For weeks, agents had been watching Blandwood Road, the street the Maks lived on, researching the nightly patterns of nearby neighbors. The person next door routinely woke up at three to go to the bathroom, walking past a window that offered a partial view into the Maks’ house. Behind the Maks’ residence was a dog that was given to barking loudly. A neighbor across the street came out every morning at four to smoke a cigarette. If any of them were to raise an alarm, the search would not remain secret. Mak would find out and, if he was indeed a spy, it would become harder to find evidence against him.


Shortly before midnight, Gaylord and two other agents got into a Chevy minivan with the middle and back rows of seats removed. The vehicle was identical in appearance to the one that Mak drove; it would raise no suspicions even if neighbors happened to notice it. The agents lay down flat in the back of the van, leaving only the driver visible from the street. After getting the go-ahead from a surveillance team, the van pulled out from the playground and drove to Blandwood Road, stopping a short distance from the Maks’ house.

The group of entry specialists was already inside the house. Gaylord gently opened the front door and entered, letting two other agents in behind him. The men stood motionless, waiting for their eyes to adjust to the darkness. Everything they could see was covered in a thick layer of dust, including a model airplane on a coffee table and a vacuum cleaner in the hallway. In the dim light, Gaylord saw stacks of documents, some two to three feet high, everywhere: by the front door, on the dinner table, in the home office.


The agents began photographing the documents, taking care to put them back exactly as they had been. Among the stacks were manuals and designs for power systems on U.S. Navy ships and concepts for new naval technologies under development.

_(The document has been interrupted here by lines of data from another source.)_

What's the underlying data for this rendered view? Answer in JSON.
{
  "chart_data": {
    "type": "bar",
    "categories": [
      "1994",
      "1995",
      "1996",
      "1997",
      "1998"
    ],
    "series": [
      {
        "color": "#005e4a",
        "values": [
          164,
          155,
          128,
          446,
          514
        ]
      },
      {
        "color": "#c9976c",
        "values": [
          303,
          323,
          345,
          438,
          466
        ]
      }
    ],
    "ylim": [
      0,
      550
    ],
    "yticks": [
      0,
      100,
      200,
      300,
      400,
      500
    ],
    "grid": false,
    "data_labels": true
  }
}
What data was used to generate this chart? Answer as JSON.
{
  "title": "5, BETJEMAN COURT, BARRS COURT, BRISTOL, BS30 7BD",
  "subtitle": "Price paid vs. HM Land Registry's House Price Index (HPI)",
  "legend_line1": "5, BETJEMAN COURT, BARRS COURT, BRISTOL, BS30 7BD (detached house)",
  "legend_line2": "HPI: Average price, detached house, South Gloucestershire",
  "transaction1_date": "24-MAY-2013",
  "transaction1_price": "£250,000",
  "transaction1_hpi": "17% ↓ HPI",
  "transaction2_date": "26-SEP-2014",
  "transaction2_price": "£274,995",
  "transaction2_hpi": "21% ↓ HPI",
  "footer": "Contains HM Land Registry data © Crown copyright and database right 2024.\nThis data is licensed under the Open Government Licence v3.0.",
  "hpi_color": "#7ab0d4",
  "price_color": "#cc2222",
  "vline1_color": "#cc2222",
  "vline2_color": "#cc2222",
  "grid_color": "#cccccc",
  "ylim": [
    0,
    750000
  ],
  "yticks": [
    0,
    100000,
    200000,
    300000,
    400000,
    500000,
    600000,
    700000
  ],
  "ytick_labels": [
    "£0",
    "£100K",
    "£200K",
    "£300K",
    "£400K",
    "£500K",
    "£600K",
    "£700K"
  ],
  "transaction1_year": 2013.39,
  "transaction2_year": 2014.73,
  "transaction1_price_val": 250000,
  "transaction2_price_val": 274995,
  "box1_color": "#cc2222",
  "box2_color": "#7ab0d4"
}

One set of documents contained information about the Virginia-class submarines, describing ways to cloak submarine propellers and fire anti-aircraft weapons underwater.

The agents took pictures of other materials: tax returns, travel documents, and an address book listing Mak’s contacts, including several other engineers of Chinese origin living in California. This is where the F.B.I. first came across the name Greg Chung.